John Tavener’s work represents a duplicate challenge for any performer: it is often highly unorthodox in its rhythm and meter, as well as deeply dependent on an appropriate and receptive venue and atmosphere.
A successful show would therefore have to check both of those boxes; the record-release gig for ‘Iepo Oneipo’ on the sixteenth may have managed that, but not with a steady hand… which is a shame, really, because it started out so well, and its only real failing was in not living up to the stunning two openers.
The amazing ‘Song For Athene’ and ‘The Lamb’ were all the more effective for being performed back-to-back. Choir-only, with no backing orchestra, they perfectly harnessed the anticipation in the room, the verses nearly bursting from restraint, then the gorgeous, humble and resigned refrains adding palettes of wild, deep and impenetrable colour. The rest of the show had its highlights, to be sure: ‘Iepo Oneipo’ and the ‘Three Holy Sonnets’ were technically impressive in the extreme, and although it was the weakest of the choral numbers, Tavener’s disarming rendition of ‘The Lord’s Prayer’ wrapped things up very nicely. Baritone Hrólfur Sæmundsson especially shone, his voice exuding an unnerving yet charismatic resonance in Schuon Hymnen’s hypnotic “mit der Sonne nur bekleidet” refrains.
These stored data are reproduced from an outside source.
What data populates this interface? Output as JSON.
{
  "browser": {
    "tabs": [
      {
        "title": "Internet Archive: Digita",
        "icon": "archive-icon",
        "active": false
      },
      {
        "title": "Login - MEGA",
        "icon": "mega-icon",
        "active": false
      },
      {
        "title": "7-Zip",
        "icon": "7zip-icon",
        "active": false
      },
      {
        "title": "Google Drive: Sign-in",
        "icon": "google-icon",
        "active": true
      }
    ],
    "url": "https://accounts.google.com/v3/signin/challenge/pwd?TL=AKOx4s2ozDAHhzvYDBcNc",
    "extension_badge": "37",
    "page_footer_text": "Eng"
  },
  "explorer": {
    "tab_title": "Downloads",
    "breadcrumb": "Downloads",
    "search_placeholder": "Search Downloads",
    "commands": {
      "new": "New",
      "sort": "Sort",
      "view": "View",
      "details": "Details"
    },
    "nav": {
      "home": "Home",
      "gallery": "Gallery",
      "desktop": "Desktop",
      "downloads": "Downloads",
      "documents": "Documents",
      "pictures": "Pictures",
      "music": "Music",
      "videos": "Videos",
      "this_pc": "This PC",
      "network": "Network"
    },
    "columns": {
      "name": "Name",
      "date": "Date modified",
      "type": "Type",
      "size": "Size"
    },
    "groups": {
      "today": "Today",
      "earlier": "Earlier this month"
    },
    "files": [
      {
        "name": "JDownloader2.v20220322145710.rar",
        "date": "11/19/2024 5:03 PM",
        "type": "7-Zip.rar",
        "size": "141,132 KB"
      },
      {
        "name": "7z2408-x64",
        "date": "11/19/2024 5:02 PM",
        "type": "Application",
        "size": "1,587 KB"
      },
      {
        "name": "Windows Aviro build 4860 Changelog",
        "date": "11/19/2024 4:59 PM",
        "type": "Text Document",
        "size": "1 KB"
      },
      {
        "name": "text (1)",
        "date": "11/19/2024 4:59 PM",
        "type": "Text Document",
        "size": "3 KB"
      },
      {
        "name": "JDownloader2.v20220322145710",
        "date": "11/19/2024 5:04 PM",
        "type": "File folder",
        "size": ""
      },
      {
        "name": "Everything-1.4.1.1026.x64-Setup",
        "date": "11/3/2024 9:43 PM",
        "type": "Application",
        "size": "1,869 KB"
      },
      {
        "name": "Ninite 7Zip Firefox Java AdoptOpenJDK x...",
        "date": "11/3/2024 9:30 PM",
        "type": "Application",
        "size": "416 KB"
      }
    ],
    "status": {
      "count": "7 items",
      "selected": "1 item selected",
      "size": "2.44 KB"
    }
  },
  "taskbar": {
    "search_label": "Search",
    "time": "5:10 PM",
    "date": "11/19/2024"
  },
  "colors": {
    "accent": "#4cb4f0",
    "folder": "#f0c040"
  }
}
But nothing ever really topped those openers, I’m sorry to say. Perhaps it was a lack of confidence in the players, or perhaps too much— an overconfidence that left them without the necessary level of intensity, or maybe there’s just something about the perfect purity of a well-singing, well-conducted choir performing Tavener’s deceptively gentle, yet orgasmically beautiful work that, quite simply, leaves mere instruments lacking.